Bogor (Antara Megapolitan) - Menteri Kelautan dan Perikanan Susi Pudjiastuti mengungkapkan kuatnya penolakan terhadap kebijakannya, sehingga setiap ada reshuffle, KKP paling sering digoyang oleh demostrasi.
"Setiap ada reshuffle, demo ada dimana-mana, KKP yang paling sering digoyang," kata Susi dalam sesi diskusi usai Kuliah Umum di Kampus IPB, Bogor, Jawa Barat, Kamis.
Susi menyebutkan penegakan hukum yang dilakukannya dalam memberantas ilegal fishing, banyak membuat zona nyaman yang hilang.

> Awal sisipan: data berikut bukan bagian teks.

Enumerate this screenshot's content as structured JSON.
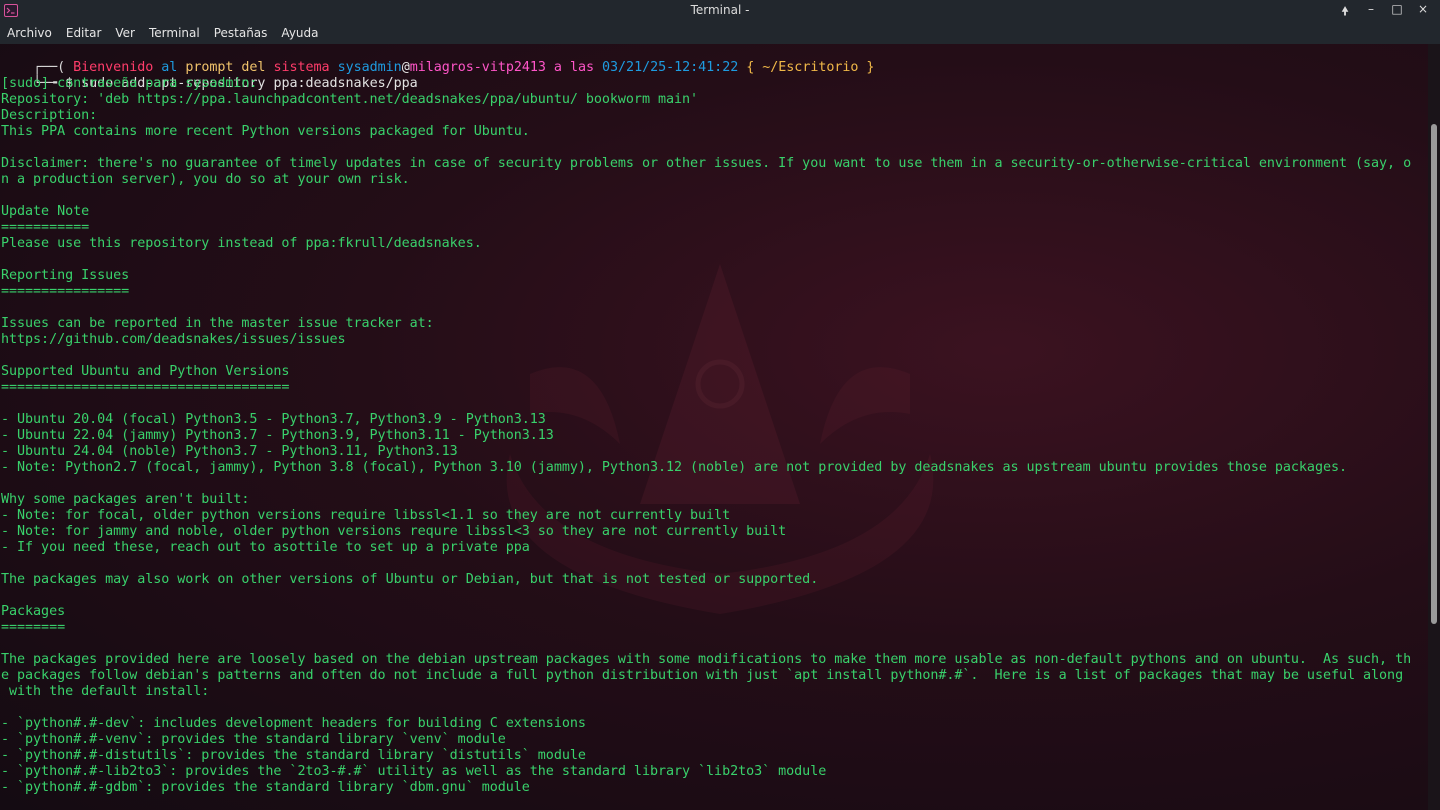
{
  "window": {
    "title": "Terminal -",
    "icon": "terminal-icon",
    "controls": {
      "keep_above": "🠝",
      "minimize": "–",
      "maximize": "□",
      "close": "×"
    }
  },
  "menu": [
    "Archivo",
    "Editar",
    "Ver",
    "Terminal",
    "Pestañas",
    "Ayuda"
  ],
  "prompt": {
    "box_top": "┌──( ",
    "box_bottom": "└─╼ ",
    "w1": "Bienvenido",
    "w2": "al",
    "w3": "prompt",
    "w4": "del",
    "w5": "sistema",
    "user": "sysadmin",
    "at": "@",
    "host": "milagros-vitp2413",
    "w6": "a",
    "w7": "las",
    "date": "03/21/25-12:41:22",
    "path": "{ ~/Escritorio }",
    "dollar": "$ ",
    "command": "sudo add-apt-repository ppa:deadsnakes/ppa"
  },
  "lines": [
    "[sudo] contraseña para sysadmin:",
    "Repository: 'deb https://ppa.launchpadcontent.net/deadsnakes/ppa/ubuntu/ bookworm main'",
    "Description:",
    "This PPA contains more recent Python versions packaged for Ubuntu.",
    "",
    "Disclaimer: there's no guarantee of timely updates in case of security problems or other issues. If you want to use them in a security-or-otherwise-critical environment (say, o",
    "n a production server), you do so at your own risk.",
    "",
    "Update Note",
    "===========",
    "Please use this repository instead of ppa:fkrull/deadsnakes.",
    "",
    "Reporting Issues",
    "================",
    "",
    "Issues can be reported in the master issue tracker at:",
    "https://github.com/deadsnakes/issues/issues",
    "",
    "Supported Ubuntu and Python Versions",
    "====================================",
    "",
    "- Ubuntu 20.04 (focal) Python3.5 - Python3.7, Python3.9 - Python3.13",
    "- Ubuntu 22.04 (jammy) Python3.7 - Python3.9, Python3.11 - Python3.13",
    "- Ubuntu 24.04 (noble) Python3.7 - Python3.11, Python3.13",
    "- Note: Python2.7 (focal, jammy), Python 3.8 (focal), Python 3.10 (jammy), Python3.12 (noble) are not provided by deadsnakes as upstream ubuntu provides those packages.",
    "",
    "Why some packages aren't built:",
    "- Note: for focal, older python versions require libssl<1.1 so they are not currently built",
    "- Note: for jammy and noble, older python versions requre libssl<3 so they are not currently built",
    "- If you need these, reach out to asottile to set up a private ppa",
    "",
    "The packages may also work on other versions of Ubuntu or Debian, but that is not tested or supported.",
    "",
    "Packages",
    "========",
    "",
    "The packages provided here are loosely based on the debian upstream packages with some modifications to make them more usable as non-default pythons and on ubuntu.  As such, th",
    "e packages follow debian's patterns and often do not include a full python distribution with just `apt install python#.#`.  Here is a list of packages that may be useful along",
    " with the default install:",
    "",
    "- `python#.#-dev`: includes development headers for building C extensions",
    "- `python#.#-venv`: provides the standard library `venv` module",
    "- `python#.#-distutils`: provides the standard library `distutils` module",
    "- `python#.#-lib2to3`: provides the `2to3-#.#` utility as well as the standard library `lib2to3` module",
    "- `python#.#-gdbm`: provides the standard library `dbm.gnu` module"
  ]
}
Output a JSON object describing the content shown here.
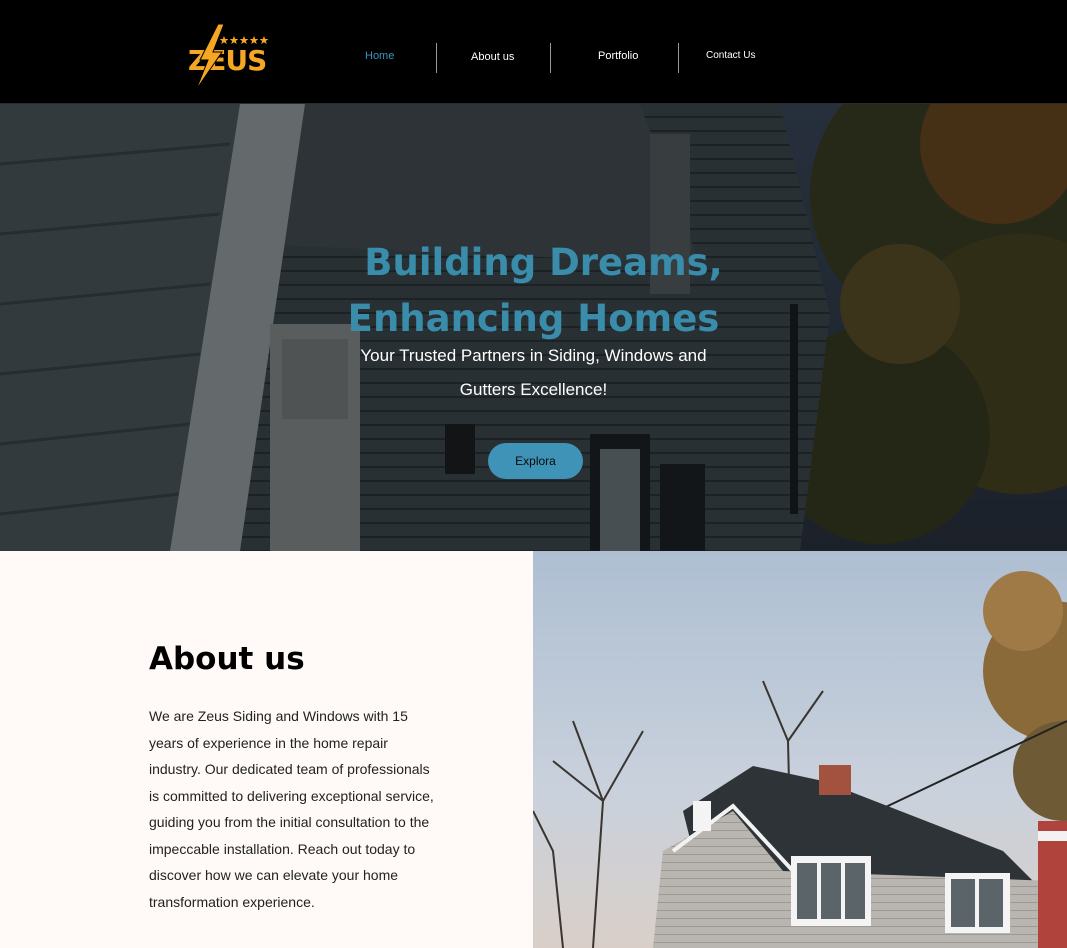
{
  "brand": {
    "logo_text": "ZEUS",
    "accent": "#f5a623"
  },
  "nav": {
    "items": [
      {
        "label": "Home",
        "active": true
      },
      {
        "label": "About us",
        "active": false
      },
      {
        "label": "Portfolio",
        "active": false
      },
      {
        "label": "Contact Us",
        "active": false
      }
    ]
  },
  "hero": {
    "title_line1": "Building Dreams,",
    "title_line2": "Enhancing Homes",
    "subtitle_line1": "Your Trusted Partners in Siding, Windows and",
    "subtitle_line2": "Gutters Excellence!",
    "button_label": "Explora",
    "title_color": "#3a8cab",
    "button_color": "#3f93b6"
  },
  "about": {
    "title": "About us",
    "body": "We are Zeus Siding and Windows with 15 years of experience in the home repair industry. Our dedicated team of professionals is committed to delivering exceptional service, guiding you from the initial consultation to the impeccable installation. Reach out today to discover how we can elevate your home transformation experience."
  }
}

Dia mengatakan banyak pihak yang menentang dan tidak senang dengan ketegasan pemerintah dalam melindungi sumberdaya laut dan ekosistemnya.
Ia mengungkapkan illegal fishing adalah bisnis yang lukratif.
Menurut Susi, illgal fishing bukan hanya soal pencurian ikan, tetapi juga terkait kejahatan transnansional, perdagangan manusia, miras ilegal, peredaran narkoba, rokok ilegal, tektil, perdagangan senjata, dan penjualan satwa ilegal.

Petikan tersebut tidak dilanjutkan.